Tout se fait naturellement, un apprentissage pousse l'autre, de manière naturelle et logique. Avec bonheur et extase de l'apprentissage. Avec confiance aussi, sans avoir peur du résultat faux, de la mauvaise note, d'être le dernière, de ne pas être le premier.
Jardiner avec ce monsieur anglais est un pur délice, il ne leur parle pas avec condescendance, sa voix est normale, son langage n'est pas adapté comme s'ils étaient stupides, des petites choses fragiles, non infantilisant. Le vrai respect de l'enfance.
Alors vous me direz : ça n'est pas donné à tout le monde, c'est un privilège. Oui, c'est un privilège d'être capable d'accueillir sa peur de devoir gagner moins (souvent un salaire au lieu de 2), devoir mieux se répartir les tâches dans le couple (les familles IEF n'évitent pas la société patriarcale et capitaliste, même si souvent une réflexion est ouverte sur le sujet), d'avoir du relais, d'être capable de se créer sa tribu, son village, être capable de travailler ses blessures, se libérer de certaines limites, se préparer au pire, contrôles négatifs, conséquences sur les enfants, etc.

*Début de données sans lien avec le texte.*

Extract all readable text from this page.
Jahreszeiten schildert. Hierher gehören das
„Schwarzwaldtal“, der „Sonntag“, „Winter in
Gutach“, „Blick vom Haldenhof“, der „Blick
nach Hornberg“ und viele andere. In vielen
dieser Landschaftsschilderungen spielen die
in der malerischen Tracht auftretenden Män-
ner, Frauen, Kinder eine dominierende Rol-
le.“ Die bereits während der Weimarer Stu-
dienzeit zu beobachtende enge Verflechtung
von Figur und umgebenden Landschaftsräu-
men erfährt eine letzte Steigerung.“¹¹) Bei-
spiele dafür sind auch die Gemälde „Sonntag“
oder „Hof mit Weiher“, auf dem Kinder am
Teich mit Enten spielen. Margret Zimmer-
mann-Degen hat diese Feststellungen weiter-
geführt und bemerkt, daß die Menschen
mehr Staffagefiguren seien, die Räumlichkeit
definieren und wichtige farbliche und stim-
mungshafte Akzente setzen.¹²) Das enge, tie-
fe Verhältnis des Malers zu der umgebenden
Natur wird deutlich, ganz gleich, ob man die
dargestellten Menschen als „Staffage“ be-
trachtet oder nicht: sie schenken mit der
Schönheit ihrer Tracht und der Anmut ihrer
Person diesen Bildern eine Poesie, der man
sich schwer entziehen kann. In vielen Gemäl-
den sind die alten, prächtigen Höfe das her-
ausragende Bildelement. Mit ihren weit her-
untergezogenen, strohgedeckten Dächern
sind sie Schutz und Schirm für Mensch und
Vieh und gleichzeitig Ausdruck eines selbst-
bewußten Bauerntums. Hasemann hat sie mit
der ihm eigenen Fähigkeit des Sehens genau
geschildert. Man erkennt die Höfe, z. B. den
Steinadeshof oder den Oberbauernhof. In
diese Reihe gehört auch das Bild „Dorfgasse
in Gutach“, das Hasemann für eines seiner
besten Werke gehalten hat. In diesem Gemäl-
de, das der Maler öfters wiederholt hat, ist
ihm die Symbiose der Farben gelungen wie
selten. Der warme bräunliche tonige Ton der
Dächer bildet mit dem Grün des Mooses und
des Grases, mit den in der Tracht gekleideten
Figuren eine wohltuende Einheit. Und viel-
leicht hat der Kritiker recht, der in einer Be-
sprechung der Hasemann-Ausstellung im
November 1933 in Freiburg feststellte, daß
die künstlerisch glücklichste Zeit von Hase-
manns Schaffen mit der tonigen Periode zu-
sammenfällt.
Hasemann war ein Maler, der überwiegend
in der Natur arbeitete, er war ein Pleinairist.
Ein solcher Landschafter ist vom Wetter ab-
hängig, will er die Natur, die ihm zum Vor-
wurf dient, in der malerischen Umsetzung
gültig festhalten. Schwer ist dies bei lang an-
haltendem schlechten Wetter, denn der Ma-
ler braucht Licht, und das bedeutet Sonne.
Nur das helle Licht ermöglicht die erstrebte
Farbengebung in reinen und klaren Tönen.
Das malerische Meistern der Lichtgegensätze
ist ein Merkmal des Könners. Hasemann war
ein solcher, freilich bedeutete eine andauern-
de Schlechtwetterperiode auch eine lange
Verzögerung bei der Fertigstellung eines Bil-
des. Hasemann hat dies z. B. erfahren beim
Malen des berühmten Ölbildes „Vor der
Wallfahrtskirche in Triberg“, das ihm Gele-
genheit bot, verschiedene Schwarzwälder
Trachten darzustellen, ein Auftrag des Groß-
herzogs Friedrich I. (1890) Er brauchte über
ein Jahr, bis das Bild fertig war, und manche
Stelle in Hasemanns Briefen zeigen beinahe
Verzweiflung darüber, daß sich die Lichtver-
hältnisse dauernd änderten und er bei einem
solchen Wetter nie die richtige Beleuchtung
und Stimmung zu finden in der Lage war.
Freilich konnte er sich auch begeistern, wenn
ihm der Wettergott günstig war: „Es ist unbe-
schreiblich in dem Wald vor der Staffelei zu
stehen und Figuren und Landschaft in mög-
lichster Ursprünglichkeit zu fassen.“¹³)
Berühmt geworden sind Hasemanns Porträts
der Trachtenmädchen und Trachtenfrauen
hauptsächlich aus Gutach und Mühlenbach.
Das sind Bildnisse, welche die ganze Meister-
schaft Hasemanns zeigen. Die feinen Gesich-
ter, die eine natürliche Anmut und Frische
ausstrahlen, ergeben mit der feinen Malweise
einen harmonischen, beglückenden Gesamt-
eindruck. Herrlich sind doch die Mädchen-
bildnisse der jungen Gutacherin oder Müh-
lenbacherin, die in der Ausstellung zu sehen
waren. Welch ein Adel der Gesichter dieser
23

Mais pour moi, savoir que cette possibilité existe (tout comme existe le droit d'accoucher hors hôpital, le droit d'allaiter sans limite de durée, le droit de parenter de manière proximale, le droit d'être maître de sa propre vie, en conscience), le jeu en vaut la chandelle : voir ses enfants heureux, épanouis, libres de tout dogme, de toute pédagogie externe, grandir grâce à eux avec humilité, découvrir tous les jours les mystères de la vie en voulant y répondre (on devient quoi quand notre corps meurt, est-ce que c'est une question de philosophie ? Et les plantes, est-ce qu'elles existent pour être mangées ?) Ça n'a pas de prix. Et qu'importe qu'il faille une autorisation, je vois ici et là des familles qui rentrent en désobéissance civile, et je les soutiens dans leur démarche. Et qu'importe si certain-es ne comprennent pas, confondent IEF et sectarisme, les personnes qui ont peur de ce qu'ils ne connaissent pas, c'est humain et ça existera toujours?
Mais tout comme l'école est aujourd'hui pour la plupart une nécessité (et celle qui existe a encore une grande marge de progrès à faire, et il est bénéfique et essentiel de s'y pencher également), elle n'est pas nécessaire pour toutes les familles. Elle n'est pas nécessaire aux apprentissages. Elle est nécessaire à une construction de société juste, équitable, adelphe, solidaire, non adultiste et non discriminante, inclusive. Penser que l'IEF et l'école s'opposent, c'est se fourvoyer complètement sur la réalité des besoins fondamentaux de l'être humain et du fonctionnement de l'instruction et des apprentissages.